The volume of capital returned could be credited to strong public equity markets, favorable credit conditions, and positive exit activity, the firm argued.
These circumstances created an opportune setting to sell private equity assets, “particularly companies bought at a discount in the period after the financial crash,” said Christopher Elvin, Preqin’s head of private equity products.
Distributions in 2013 trumped $381 billion paid out in 2012, according to Preqin, representing 15% of $3.7 trillion in total private equity assets under management—just below 17% recorded in 2004 and 2005.
“The public equity market and general exit environment have created good conditions for private equity firms to sell assets, particularly companies bought at a discount in the period after the financial crash,” –Preqin.
The figure also exceeded drawdowns by a record margin of 46%, the firm found, reversing a post-crisis trend of capital calls surpassing distributions.

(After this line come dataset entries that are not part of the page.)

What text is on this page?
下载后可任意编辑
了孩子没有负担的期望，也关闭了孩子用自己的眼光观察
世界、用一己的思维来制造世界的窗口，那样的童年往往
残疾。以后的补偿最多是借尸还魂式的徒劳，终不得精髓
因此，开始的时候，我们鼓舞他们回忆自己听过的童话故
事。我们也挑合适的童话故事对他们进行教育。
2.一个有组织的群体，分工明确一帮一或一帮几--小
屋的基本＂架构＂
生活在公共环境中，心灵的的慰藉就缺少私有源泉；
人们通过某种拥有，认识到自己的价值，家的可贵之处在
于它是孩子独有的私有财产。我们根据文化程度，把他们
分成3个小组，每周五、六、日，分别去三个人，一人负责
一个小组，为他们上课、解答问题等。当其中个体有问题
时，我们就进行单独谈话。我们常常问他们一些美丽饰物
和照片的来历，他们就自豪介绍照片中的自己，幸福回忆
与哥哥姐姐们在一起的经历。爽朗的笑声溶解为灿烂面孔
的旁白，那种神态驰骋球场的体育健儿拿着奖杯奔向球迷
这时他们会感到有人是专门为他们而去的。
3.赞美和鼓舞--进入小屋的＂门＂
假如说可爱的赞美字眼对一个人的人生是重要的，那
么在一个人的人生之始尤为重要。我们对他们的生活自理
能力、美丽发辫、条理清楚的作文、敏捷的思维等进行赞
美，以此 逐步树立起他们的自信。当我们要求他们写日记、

“Institutional investors in private equity are likely to be pleased with their portfolios at present, following a record year of distributions and the asset class producing strong returns on average,” Elvin said.
According to the data, private equity funds returned an average of 18% for the year ending December 2013, and median net internal rate of returns of 20% over the past 10 years.
The firm said realized buyout investments also jumped in 2013—to 1,456 exits worldwide from 1,360 in 2012—valued at an aggregate $322 billion. Venture capital exits climbed slightly as well, with managers realizing 880 investments at a value of $72 billion, compared to 847 exits at $64 billion.
“Preqin has witnessed positive momentum in the fundraising market carry over into 2014, and with investor sentiment generally positive towards their private equity portfolios, it is likely many of these investors will be returning a proportion of those distributions back into re-ups or new investments,” Elvin said.